Scientists: Pace of Climate Change Exceeds Estimates
By Kari Lydersen
Washington Post Staff Writers
Sunday, February 15, 2009; A03

CHICAGO, Feb. 14 -- The pace of global warming is likely to be
much faster than recent predictions, because industrial greenhouse
gas emissions have increased more quickly than expected and higher
temperatures are triggering self-reinforcing feedback mechanisms
in global ecosystems, scientists said Saturday.

"We are basically looking now at a future climate that's beyond
anything we've considered seriously in climate model simulations,"
Christopher Field, founding director of the Carnegie Institution's
Department of Global Ecology at Stanford University, said at the
annual meeting of the American Association for the Advancement of
Science.

Field, a member of the United Nations' Intergovernmental Panel on
Climate Change, said emissions from burning fossil fuels since
2000 have largely outpaced the estimates used in the U.N. panel's
2007 reports. The higher emissions are largely the result of the
increased burning of coal in developing countries, he said.

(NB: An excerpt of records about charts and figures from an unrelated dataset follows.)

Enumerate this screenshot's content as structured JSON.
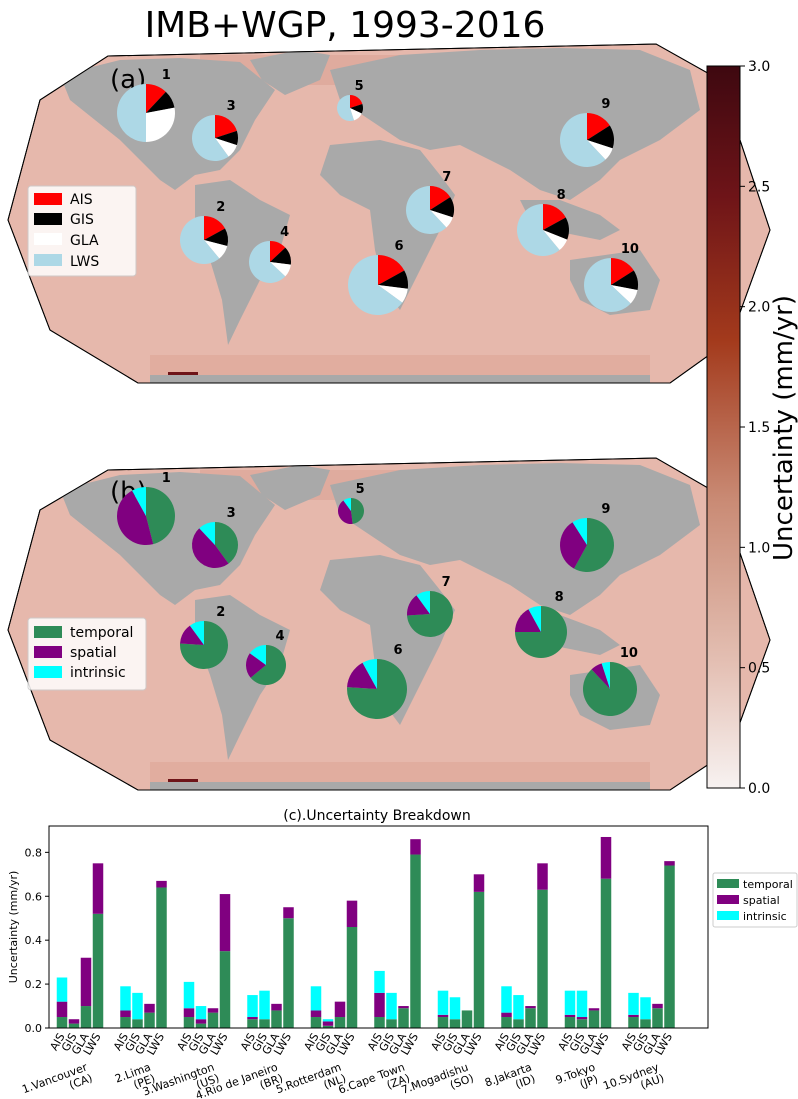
{
  "figure_title": "IMB+WGP, 1993-2016",
  "panel_a_label": "(a)",
  "panel_b_label": "(b)",
  "colorbar": {
    "label": "Uncertainty (mm/yr)",
    "ticks": [
      "0.0",
      "0.5",
      "1.0",
      "1.5",
      "2.0",
      "2.5",
      "3.0"
    ],
    "range": [
      0,
      3
    ],
    "colors": [
      "#f7f2f1",
      "#c98a74",
      "#a33a1c",
      "#3e0810"
    ]
  },
  "colors": {
    "AIS": "#ff0000",
    "GIS": "#000000",
    "GLA": "#ffffff",
    "LWS": "#add8e6",
    "temporal": "#2e8b57",
    "spatial": "#800080",
    "intrinsic": "#00ffff",
    "ocean": "#e6b4a8",
    "land": "#a9a9a9"
  },
  "legend_a": [
    "AIS",
    "GIS",
    "GLA",
    "LWS"
  ],
  "legend_b": [
    "temporal",
    "spatial",
    "intrinsic"
  ],
  "sites": [
    {
      "num": "1",
      "label": "1.Vancouver\n(CA)"
    },
    {
      "num": "2",
      "label": "2.Lima\n(PE)"
    },
    {
      "num": "3",
      "label": "3.Washington\n(US)"
    },
    {
      "num": "4",
      "label": "4.Rio de Janeiro\n(BR)"
    },
    {
      "num": "5",
      "label": "5.Rotterdam\n(NL)"
    },
    {
      "num": "6",
      "label": "6.Cape Town\n(ZA)"
    },
    {
      "num": "7",
      "label": "7.Mogadishu\n(SO)"
    },
    {
      "num": "8",
      "label": "8.Jakarta\n(ID)"
    },
    {
      "num": "9",
      "label": "9.Tokyo\n(JP)"
    },
    {
      "num": "10",
      "label": "10.Sydney\n(AU)"
    }
  ],
  "chart_data": [
    {
      "type": "pie",
      "panel": "(a)",
      "categories": [
        "AIS",
        "GIS",
        "GLA",
        "LWS"
      ],
      "pies": [
        {
          "site": "1",
          "values": [
            0.12,
            0.1,
            0.28,
            0.5
          ]
        },
        {
          "site": "2",
          "values": [
            0.17,
            0.12,
            0.1,
            0.61
          ]
        },
        {
          "site": "3",
          "values": [
            0.2,
            0.1,
            0.1,
            0.6
          ]
        },
        {
          "site": "4",
          "values": [
            0.13,
            0.14,
            0.1,
            0.63
          ]
        },
        {
          "site": "5",
          "values": [
            0.2,
            0.12,
            0.13,
            0.55
          ]
        },
        {
          "site": "6",
          "values": [
            0.17,
            0.1,
            0.08,
            0.65
          ]
        },
        {
          "site": "7",
          "values": [
            0.16,
            0.14,
            0.08,
            0.62
          ]
        },
        {
          "site": "8",
          "values": [
            0.17,
            0.14,
            0.08,
            0.61
          ]
        },
        {
          "site": "9",
          "values": [
            0.16,
            0.14,
            0.08,
            0.62
          ]
        },
        {
          "site": "10",
          "values": [
            0.16,
            0.12,
            0.09,
            0.63
          ]
        }
      ]
    },
    {
      "type": "pie",
      "panel": "(b)",
      "categories": [
        "temporal",
        "spatial",
        "intrinsic"
      ],
      "pies": [
        {
          "site": "1",
          "values": [
            0.46,
            0.46,
            0.08
          ]
        },
        {
          "site": "2",
          "values": [
            0.76,
            0.14,
            0.1
          ]
        },
        {
          "site": "3",
          "values": [
            0.4,
            0.48,
            0.12
          ]
        },
        {
          "site": "4",
          "values": [
            0.64,
            0.21,
            0.15
          ]
        },
        {
          "site": "5",
          "values": [
            0.48,
            0.42,
            0.1
          ]
        },
        {
          "site": "6",
          "values": [
            0.76,
            0.16,
            0.08
          ]
        },
        {
          "site": "7",
          "values": [
            0.74,
            0.16,
            0.1
          ]
        },
        {
          "site": "8",
          "values": [
            0.75,
            0.17,
            0.08
          ]
        },
        {
          "site": "9",
          "values": [
            0.58,
            0.33,
            0.09
          ]
        },
        {
          "site": "10",
          "values": [
            0.88,
            0.07,
            0.05
          ]
        }
      ]
    },
    {
      "type": "bar",
      "title": "(c).Uncertainty Breakdown",
      "ylabel": "Uncertainty (mm/yr)",
      "xlabel": "",
      "ylim": [
        0,
        0.92
      ],
      "yticks": [
        "0.0",
        "0.2",
        "0.4",
        "0.6",
        "0.8"
      ],
      "stacked": true,
      "bar_labels": [
        "AIS",
        "GIS",
        "GLA",
        "LWS"
      ],
      "categories": [
        "1.Vancouver (CA)",
        "2.Lima (PE)",
        "3.Washington (US)",
        "4.Rio de Janeiro (BR)",
        "5.Rotterdam (NL)",
        "6.Cape Town (ZA)",
        "7.Mogadishu (SO)",
        "8.Jakarta (ID)",
        "9.Tokyo (JP)",
        "10.Sydney (AU)"
      ],
      "series": [
        {
          "name": "temporal",
          "values": [
            [
              0.05,
              0.02,
              0.1,
              0.52
            ],
            [
              0.05,
              0.04,
              0.07,
              0.64
            ],
            [
              0.05,
              0.02,
              0.07,
              0.35
            ],
            [
              0.04,
              0.04,
              0.08,
              0.5
            ],
            [
              0.05,
              0.01,
              0.05,
              0.46
            ],
            [
              0.05,
              0.04,
              0.09,
              0.79
            ],
            [
              0.05,
              0.04,
              0.08,
              0.62
            ],
            [
              0.05,
              0.04,
              0.09,
              0.63
            ],
            [
              0.05,
              0.04,
              0.08,
              0.68
            ],
            [
              0.05,
              0.04,
              0.09,
              0.74
            ]
          ]
        },
        {
          "name": "spatial",
          "values": [
            [
              0.07,
              0.02,
              0.22,
              0.23
            ],
            [
              0.03,
              0.0,
              0.04,
              0.03
            ],
            [
              0.04,
              0.02,
              0.02,
              0.26
            ],
            [
              0.01,
              0.0,
              0.03,
              0.05
            ],
            [
              0.03,
              0.02,
              0.07,
              0.12
            ],
            [
              0.11,
              0.0,
              0.01,
              0.07
            ],
            [
              0.01,
              0.0,
              0.0,
              0.08
            ],
            [
              0.02,
              0.0,
              0.01,
              0.12
            ],
            [
              0.01,
              0.01,
              0.01,
              0.19
            ],
            [
              0.01,
              0.0,
              0.02,
              0.02
            ]
          ]
        },
        {
          "name": "intrinsic",
          "values": [
            [
              0.11,
              0.0,
              0.0,
              0.0
            ],
            [
              0.11,
              0.12,
              0.0,
              0.0
            ],
            [
              0.12,
              0.06,
              0.0,
              0.0
            ],
            [
              0.1,
              0.13,
              0.0,
              0.0
            ],
            [
              0.11,
              0.01,
              0.0,
              0.0
            ],
            [
              0.1,
              0.12,
              0.0,
              0.0
            ],
            [
              0.11,
              0.1,
              0.0,
              0.0
            ],
            [
              0.12,
              0.11,
              0.0,
              0.0
            ],
            [
              0.11,
              0.12,
              0.0,
              0.0
            ],
            [
              0.1,
              0.1,
              0.0,
              0.0
            ]
          ]
        }
      ]
    }
  ]
}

Unexpectedly large amounts of carbon dioxide are being released
into the atmosphere as the result of "feedback loops" that are
speeding up natural processes. Prominent among these, evidence
indicates, is a cycle in which higher temperatures are beginning
to melt the arctic permafrost, which could release hundreds of
billions of tons of carbon and methane into the atmosphere, said
several scientists on a panel at the meeting.

The permafrost holds 1 trillion tons of carbon, and as much as 10
percent of that could be released this century, Field
said. Melting permafrost also releases methane, which is 25 times
more potent a greenhouse gas than carbon dioxide.

"It's a vicious cycle of feedback where warming causes the release
of carbon from permafrost, which causes more warming, which causes
more release from permafrost," Field said.

Evidence is also accumulating that terrestrial and marine
ecosystems cannot remove as much carbon from the atmosphere as
earlier estimates suggested, Field said.

In the oceans, warmer weather is driving stronger winds that are
exposing deeper layers of water, which are already saturated with
carbon and not as able to absorb as much from the atmosphere. The
carbon is making the oceans more acidic, which also reduces their
ability to absorb carbon.

On land, rising carbon dioxide levels had been expected to boost
plant growth and result in greater sequestration of carbon
dioxide. As plants undergo photosynthesis to draw energy from the
sun, carbon is drawn out of the atmosphere and trapped in the
plant matter. But especially in northern latitudes, this effect
may be offset significantly by the fact that vegetation-covered
land absorbs much more of the sun's heat than snow-covered
terrain, said scientists on the panel.

Earlier snowmelt, the shrinking arctic ice cover and the northward
spread of vegetation are causing the Northern Hemisphere to
absorb, rather than reflect, more of the sun's energy and
reinforce the warming trend.

While it takes a relatively long time for plants to take carbon
out of the atmosphere, that carbon can be released rapidly by
wildfires, which contribute about a third as much carbon to the
atmosphere as burning fossil fuels, according to a paper Field
co-authored.

Fires such as the recent deadly blazes in southern Australia have
increased in recent years, and that trend is expected to continue,
Field said. Warmer weather, earlier snowmelt, drought and beetle
infestations facilitated by warmer climates are all contributing
to the rising number of fires linked to climate change. Across
large swaths of the United States and Canada, bark beetles have
killed many mature trees, making forests more flammable. And
tropical rain forests that were not susceptible to forest fires in
the past are likely to become drier as temperatures rise, growing
more vulnerable.

Preventing deforestation in the tropics is more important than in
northern latitudes, the panel agreed, since lush tropical forests
sequester more carbon than sparser northern forests. And
deforestation in northern areas has benefits, since larger areas
end up covered in exposed, heat-reflecting snow.

Many scientists and policymakers are advocating increased
incentives for preserving tropical forests, especially in the face
of demand for clearing forest to grow biofuel crops such as
soy. Promoting biofuels without also creating forest-preservation
incentives would be "like weatherizing your house and deliberately
keeping your windows open," said Peter Frumhoff, chief of the
Union of Concerned Scientists' climate program. "It's just not a
smart policy."

Field said the U.N. panel's next assessment of Earth's climate
trends, scheduled for release in 2014, will for the first time
incorporate policy proposals. It will also include complicated
models of interconnected ecosystem feedbacks.

The panel's last report noted that preliminary knowledge of such
feedbacks suggested that an additional 100 billion to 500 billion
tons of greenhouse gas emissions would have to be prevented in the
next century to avoid dangerous global warming. Currently, about
10 billion tons of carbon are emitted each year.